Xanthan gum is both cheap and easy to make and has been a boon to the freefrom industry as it makes the whole business of baking ‘gluten free’ very much easier. However, as its use has spread so, inevitably, have problems arisen.
Whatever you may think about the very wide use of a gum derived from a cabbage-rotting bacterium in food manufacture (if you are Ingrid, not a lot…), if you are highly allergic/intolerant to corn, wheat, soya or dairy you should be concerned about what medium the gum was grown on as it is possible that residual protein fractions from the growing medium may make it through into the gum. The problem here is that, as of now, it is almost impossible to discover what growing medium might have been used for any specific batch of gum and although corn is probably the most common, it is certainly not universal.

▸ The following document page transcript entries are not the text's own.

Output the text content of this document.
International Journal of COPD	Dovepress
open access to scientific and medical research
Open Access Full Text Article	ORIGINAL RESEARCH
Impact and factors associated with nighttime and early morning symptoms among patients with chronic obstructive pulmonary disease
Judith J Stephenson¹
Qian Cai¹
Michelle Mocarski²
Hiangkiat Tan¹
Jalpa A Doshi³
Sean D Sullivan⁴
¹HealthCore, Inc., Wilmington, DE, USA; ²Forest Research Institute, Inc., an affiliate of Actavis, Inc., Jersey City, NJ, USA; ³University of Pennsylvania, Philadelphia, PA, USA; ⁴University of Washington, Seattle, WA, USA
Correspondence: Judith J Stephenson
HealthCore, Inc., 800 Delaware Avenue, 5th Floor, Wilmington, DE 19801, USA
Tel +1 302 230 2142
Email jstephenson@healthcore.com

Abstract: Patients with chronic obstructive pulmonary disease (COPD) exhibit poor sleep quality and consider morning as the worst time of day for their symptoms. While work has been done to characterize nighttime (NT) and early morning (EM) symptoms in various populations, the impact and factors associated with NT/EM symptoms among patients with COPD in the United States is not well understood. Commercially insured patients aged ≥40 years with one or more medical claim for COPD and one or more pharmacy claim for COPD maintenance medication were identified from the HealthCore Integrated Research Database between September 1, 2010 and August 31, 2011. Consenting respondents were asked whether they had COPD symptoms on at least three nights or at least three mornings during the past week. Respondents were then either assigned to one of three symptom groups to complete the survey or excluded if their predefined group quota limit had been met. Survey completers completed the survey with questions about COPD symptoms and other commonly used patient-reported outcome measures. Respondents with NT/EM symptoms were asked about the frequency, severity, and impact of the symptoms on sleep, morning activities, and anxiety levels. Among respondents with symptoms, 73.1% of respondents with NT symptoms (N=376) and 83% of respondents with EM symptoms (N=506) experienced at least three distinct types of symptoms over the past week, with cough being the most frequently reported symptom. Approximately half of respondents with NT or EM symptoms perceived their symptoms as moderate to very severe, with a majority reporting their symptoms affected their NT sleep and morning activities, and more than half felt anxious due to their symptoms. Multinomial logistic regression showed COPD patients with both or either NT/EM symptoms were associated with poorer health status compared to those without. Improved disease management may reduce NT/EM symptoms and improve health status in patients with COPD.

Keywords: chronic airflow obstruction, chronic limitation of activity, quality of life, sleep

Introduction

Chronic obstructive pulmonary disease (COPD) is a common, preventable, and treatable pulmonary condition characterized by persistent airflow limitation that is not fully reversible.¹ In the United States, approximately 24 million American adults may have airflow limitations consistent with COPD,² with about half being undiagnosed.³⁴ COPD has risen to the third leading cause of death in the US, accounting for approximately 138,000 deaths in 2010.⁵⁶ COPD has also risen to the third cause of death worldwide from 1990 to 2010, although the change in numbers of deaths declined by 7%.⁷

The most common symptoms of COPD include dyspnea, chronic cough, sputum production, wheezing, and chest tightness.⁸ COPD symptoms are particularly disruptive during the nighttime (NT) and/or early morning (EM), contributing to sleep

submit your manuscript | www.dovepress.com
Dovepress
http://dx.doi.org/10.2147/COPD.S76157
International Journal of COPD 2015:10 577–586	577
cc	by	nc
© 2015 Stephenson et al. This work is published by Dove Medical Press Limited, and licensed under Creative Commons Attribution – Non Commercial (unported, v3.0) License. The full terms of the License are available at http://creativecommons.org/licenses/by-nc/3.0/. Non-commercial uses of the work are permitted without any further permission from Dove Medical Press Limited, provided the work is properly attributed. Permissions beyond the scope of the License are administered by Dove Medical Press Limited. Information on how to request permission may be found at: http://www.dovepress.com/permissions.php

A post from Wendy Cohan on celiac.com suggests that xanthan gum itself can cause an allergic reaction which is very similar to a coeliac reaction, except without the pain e.g. bloating, gas and diarrhoea. (She advises using guar gum instead, a more ‘natural product in that it is just the ground starchy part of the guar bean.) However, xanthan gum is an efficient laxative according to a 1993 study from the University of Sheffield, so it might well be responsible for gassy and diarrhoea symptoms. There is also the possibility that, since it is a fermented product, it could affect someone who was super-sensitive to mould.
So, sorry guys….It looks as though that could be another whole range of products off the menu for those who are particularly sensitive. (And if you want to know how sensitive people can be, take a look at Micki Rose’s Truly Gluten Free site…) Indeed, there is an argument to suggest that even if you do not have any overt symptoms (silent coeliac disease, for example), that extra fraction of protein or allergen could be doing you harm even though you are not aware of it.
The way forward? Well, xanthan gum is far too useful a product for freefrom cooks and the freefrom food industry to give up without a struggle. So maybe the first move would be for xanthan gum manufacturers to specify the substrate on which the bacterium was grown so that at least the allergic/intolerant consumer can choose only to eat products using a xanthan gum grown on a base that they can tolerate.